5.17. The criteria for community controlled bodies are there to make sure the organisation truly represents the members of its community and is open and inclusive. It must also be clear that the organisation uses its assets and resources for the benefit of that community as a whole and not, for example, for the private benefit of those individuals who are members of the organisation. Ministers will normally only designate a body (or a class of bodies) if it works in a way similar to a community-controlled body, and there is a good reason why it is not able to meet the requirements in the Act. Examples could include a charitable trust which cannot change who is on its Board, or an organisation representing a small community which could not reasonably get 20 members.

5.18. Due to the responsibilities involved in dealing with any property, it is unlikely that unconstituted organisations will be accepted for designation. Organisations seeking to be designated to buy property should be incorporated.

5.19. Ministers may consider designating a class of bodies as community transfer bodies if the rules for being that type of body are similar to the requirements for a community controlled body. Examples could include members of an umbrella organisation, or bodies which are regulated under particular legislation. This could be used to avoid the need for other legislation, or the rules of the umbrella organisation, to be amended to match the asset transfer requirements.

5.20. The guidance for community transfer bodies includes instructions on applying for designation.

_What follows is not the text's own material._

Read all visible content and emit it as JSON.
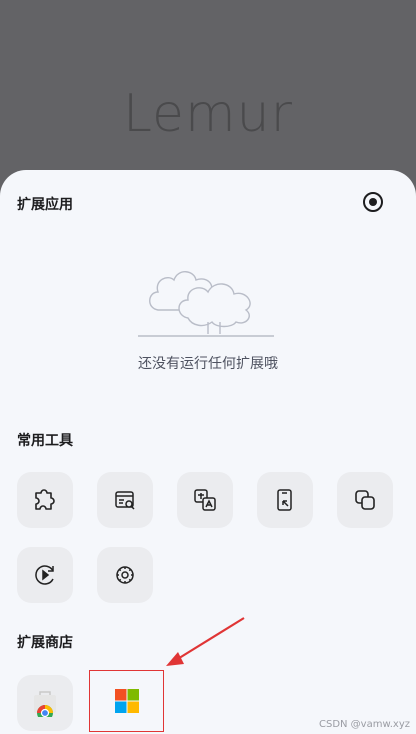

Bodies eligible for Community Rights to Buy

5.21. The Scottish Ministers have made an order designating organisations that meet the requirements for the community right to buy or the crofting community right to buy under the Land Reform (Scotland) Act 2003 as community transfer bodies which can make asset transfer requests, including for transfer of ownership. Their constitution, articles of association or registered rules will need to meet the requirements set out in:

  • subsection (1), (1A) or (1B) of section 34 of the 2003 Act (community right to buy), or
  • section 71(a) to (h) of the 2003 Act (crofting community right to buy),

5.22. Further guidance and model governing documents are available at http://www.gov.scot/Topics/farmingrural/Rural/rural-land/right-to-buy. The text of the legislation is available through www.legislation.gov.uk .

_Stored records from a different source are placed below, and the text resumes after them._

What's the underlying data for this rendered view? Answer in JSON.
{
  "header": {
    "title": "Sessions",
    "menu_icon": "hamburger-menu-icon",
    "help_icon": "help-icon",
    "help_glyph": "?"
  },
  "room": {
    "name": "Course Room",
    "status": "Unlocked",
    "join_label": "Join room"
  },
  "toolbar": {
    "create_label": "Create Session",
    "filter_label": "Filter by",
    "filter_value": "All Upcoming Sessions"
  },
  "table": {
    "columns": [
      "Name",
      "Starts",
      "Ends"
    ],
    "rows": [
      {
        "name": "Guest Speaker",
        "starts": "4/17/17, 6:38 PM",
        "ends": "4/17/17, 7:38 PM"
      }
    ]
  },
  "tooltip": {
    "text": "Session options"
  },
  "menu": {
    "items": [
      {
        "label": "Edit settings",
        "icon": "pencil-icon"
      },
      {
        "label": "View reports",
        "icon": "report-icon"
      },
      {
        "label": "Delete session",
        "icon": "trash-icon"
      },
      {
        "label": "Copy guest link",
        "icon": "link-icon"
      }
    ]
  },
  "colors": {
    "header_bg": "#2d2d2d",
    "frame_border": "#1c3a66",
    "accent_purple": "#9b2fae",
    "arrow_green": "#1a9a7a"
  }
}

5.23. Bodies seeking to use this designation to make an asset transfer request do not require a confirmation letter from the Scottish Ministers. (This letter is needed to confirm that the main purpose of the community body is consistent with sustainable development, before registering an interest in land for the purposes of community right to buy.) It is for each relevant authority to decide whether a community organisation is eligible to make an asset transfer request, either as a community controlled body or as a designated body. The Scottish Government will not give views on the eligibility of community bodies in relation to asset transfer requests.

5.24. We expect that bodies eligible for the right to buy abandoned, neglected or detrimental land, or the right to buy land for sustainable development, will be designated when those parts of the legislation come into force.